PS: Obviously wrong, but I don't know where I made a mistake.

It seems that $x^2 + y^2 = 169$ (equation 2)

$2x^2 = 234 \implies x^2 = 117 \implies x = \sqrt {117}$

$y = \sqrt{52}$

you give me three equations with three unknown
$\displaystyle x^2 = z^2 + 9^2$
$\displaystyle y^2 = z^2 + 4^2$
$\displaystyle x^2 + y^2 = (4 + 9)^2$

that's possible to solve the questionwithout trouble

thank smith very much

 

[Dr.Peterson]

$x^2 = z^2 + 81$ and $y^2 = z^2 + 16$
$x^2 - 81 = y^2 - 16 \implies x^2 - y^2 = 65$ (equation 1)
$(x + y)(x -y) = 65$
$x + y = 13 \text{ and } x - y = 5$ --- NO!
$2x = 18 \implies x = 9 \text{ and } y = 4$

I think

PS: Obviously wrong, but I don't know where I made a mistake.

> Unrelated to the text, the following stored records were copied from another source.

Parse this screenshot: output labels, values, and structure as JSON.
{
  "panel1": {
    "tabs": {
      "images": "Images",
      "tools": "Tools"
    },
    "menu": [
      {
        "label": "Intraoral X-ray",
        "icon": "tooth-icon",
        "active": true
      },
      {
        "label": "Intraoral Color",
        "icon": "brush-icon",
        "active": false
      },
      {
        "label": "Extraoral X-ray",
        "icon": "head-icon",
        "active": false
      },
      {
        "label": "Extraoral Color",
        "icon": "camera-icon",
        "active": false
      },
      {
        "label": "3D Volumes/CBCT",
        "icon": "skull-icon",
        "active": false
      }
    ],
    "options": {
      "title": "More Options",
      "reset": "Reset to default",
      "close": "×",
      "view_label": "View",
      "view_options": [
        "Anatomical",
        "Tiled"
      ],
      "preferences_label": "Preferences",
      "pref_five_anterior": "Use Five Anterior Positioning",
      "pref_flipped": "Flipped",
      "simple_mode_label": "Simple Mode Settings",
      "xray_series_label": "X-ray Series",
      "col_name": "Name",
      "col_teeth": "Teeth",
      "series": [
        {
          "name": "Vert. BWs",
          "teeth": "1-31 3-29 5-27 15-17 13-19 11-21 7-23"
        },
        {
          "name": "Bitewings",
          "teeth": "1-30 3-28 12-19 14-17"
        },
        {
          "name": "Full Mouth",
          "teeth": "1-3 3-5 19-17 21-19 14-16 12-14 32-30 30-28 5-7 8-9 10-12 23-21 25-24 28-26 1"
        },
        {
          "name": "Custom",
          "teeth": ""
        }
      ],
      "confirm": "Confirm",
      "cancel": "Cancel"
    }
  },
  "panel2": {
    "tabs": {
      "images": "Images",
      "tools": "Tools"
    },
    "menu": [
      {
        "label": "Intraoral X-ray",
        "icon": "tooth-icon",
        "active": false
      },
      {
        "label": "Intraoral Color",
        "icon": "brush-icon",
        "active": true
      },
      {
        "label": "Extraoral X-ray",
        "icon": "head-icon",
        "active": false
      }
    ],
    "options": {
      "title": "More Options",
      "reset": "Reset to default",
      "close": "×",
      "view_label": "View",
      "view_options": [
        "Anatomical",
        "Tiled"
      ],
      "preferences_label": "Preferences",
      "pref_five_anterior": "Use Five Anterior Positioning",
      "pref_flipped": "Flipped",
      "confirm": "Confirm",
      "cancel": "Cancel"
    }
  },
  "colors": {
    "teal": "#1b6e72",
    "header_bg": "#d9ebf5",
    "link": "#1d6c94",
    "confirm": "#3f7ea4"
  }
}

You can't arbitrarily factor 65 and assign one factor to x+y and the other to x-y.

This is a result of teaching students to expect everything to be integers!

While 9 and 4 satisfy this one equation, they don't satisfy the other, which you ignored.

Given the correct solution, you can see that $x+y=3\sqrt{13}+2\sqrt{13}=5\sqrt{13}$, and $x-y=3\sqrt{13}-2\sqrt{13}=\sqrt{13}$. Their product is 65, but they are not integers.

 

[Agent Smith]

You can't arbitrarily factor 65 and assign one factor to x+y and the other to x-y.

This is a result of teaching students to expect everything to be integers!

While 9 and 4 satisfy this one equation, they don't satisfy the other, which you ignored.

Given the correct solution, you can see that $x+y=3\sqrt{13}+2\sqrt{13}=5\sqrt{13}$, and $x-y=3\sqrt{13}-2\sqrt{13}=\sqrt{13}$. Their product is 65, but they are not integers.

Thanks a million. I didn't understand the question.